Norway’s central bank paused monetary tightening while signalling a likely quarter-point increase in borrowing costs in March is still needed to bring inflation under control.
Norges Bank kept the key deposit rate on hold at 2.75% on Thursday, as forecast by the majority of economists in a Bloomberg survey.
Governor Ida Wolden Bache said the benchmark “will most likely be raised in March,” an outlook that would chime with guidance in December that the key interest rate would increase to “around 3%” this year.
“The policy rate will need to be increased somewhat further,” officials said. Even so, the rate “has been raised considerably over a short period of time, and monetary policy has started to have a tightening effect on the economy. This may suggest a more gradual approach to policy rate setting.”
Norway’s currency has weakened 7% over the past 12 months versus the euro.
, the biggest depreciation among G-10 peers together with the Swedish krona.

The krone pared losses after the decision, trading 0.4% weaker at around 10.72 against the euro as of 9:30 am in London.
Traders trimmed bets on rate hikes by June to 54 basis points, the lowest in more than a month, according to forward-rate agreements.

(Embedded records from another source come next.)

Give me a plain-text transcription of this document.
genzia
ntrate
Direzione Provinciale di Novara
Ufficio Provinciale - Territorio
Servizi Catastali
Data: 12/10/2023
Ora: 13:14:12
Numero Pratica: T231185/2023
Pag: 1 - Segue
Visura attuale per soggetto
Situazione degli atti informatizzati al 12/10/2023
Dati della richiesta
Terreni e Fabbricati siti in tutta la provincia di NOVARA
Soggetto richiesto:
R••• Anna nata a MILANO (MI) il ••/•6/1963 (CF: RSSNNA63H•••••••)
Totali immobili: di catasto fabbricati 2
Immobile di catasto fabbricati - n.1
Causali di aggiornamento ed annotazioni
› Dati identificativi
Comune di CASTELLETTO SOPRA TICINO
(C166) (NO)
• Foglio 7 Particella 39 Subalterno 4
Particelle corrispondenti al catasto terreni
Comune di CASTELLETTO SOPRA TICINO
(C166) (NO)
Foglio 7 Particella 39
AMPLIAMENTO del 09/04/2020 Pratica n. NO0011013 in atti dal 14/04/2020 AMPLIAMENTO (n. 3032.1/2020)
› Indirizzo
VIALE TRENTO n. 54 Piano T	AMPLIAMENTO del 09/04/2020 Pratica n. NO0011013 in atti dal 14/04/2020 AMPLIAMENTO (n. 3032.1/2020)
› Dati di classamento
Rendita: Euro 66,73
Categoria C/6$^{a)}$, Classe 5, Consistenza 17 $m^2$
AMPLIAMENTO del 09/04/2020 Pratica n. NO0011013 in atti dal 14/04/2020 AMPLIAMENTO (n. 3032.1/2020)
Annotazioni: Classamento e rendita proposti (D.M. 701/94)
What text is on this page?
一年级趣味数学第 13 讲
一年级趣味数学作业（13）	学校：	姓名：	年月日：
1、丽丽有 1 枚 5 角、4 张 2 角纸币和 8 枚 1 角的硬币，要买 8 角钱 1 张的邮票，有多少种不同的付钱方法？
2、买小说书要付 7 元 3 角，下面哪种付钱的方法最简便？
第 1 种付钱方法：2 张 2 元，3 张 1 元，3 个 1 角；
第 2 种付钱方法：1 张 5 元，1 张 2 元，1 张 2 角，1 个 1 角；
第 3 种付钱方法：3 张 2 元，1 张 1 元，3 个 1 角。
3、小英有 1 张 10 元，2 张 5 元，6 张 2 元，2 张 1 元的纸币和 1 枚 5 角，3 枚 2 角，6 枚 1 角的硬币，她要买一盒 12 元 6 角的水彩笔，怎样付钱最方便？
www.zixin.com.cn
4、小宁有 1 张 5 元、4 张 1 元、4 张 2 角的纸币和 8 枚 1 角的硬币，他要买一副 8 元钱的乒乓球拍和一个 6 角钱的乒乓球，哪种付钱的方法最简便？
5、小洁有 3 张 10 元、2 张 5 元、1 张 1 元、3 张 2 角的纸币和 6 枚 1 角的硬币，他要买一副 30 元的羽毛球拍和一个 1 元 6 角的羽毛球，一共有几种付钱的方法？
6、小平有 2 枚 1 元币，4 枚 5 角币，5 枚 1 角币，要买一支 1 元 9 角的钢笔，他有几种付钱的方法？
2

The decision doesn’t give any clear indication on whether Norway may be among the first in the G-10 sphere of major currency jurisdictions to end monetary tightening, after it led that group to start rate hikes in September 2021.
Marius Gonsholt Hov, an analyst at Svenska Handelsbanken AB in Oslo, said he believes the peak is at hand.
“Norges Bank will deliver another 25 basis-point rate hike in March, to 3%, but that is also the peak in our view,” Gonsholt Hov said. “Further ahead, we believe that Norges Bank will stick to 3% for the remainder of this year, to be sure that inflationary pressures are in fact abating.”
In contrast, Nordea Bank Abp’s Kjetil Olsen and Dane Cekov continue to forecast a last hike to 3.25% in June after a March move, saying they “still think developments in the economy going forward will be slightly better” than the central bank forecasts, “and there is also upside risk to wage growth.”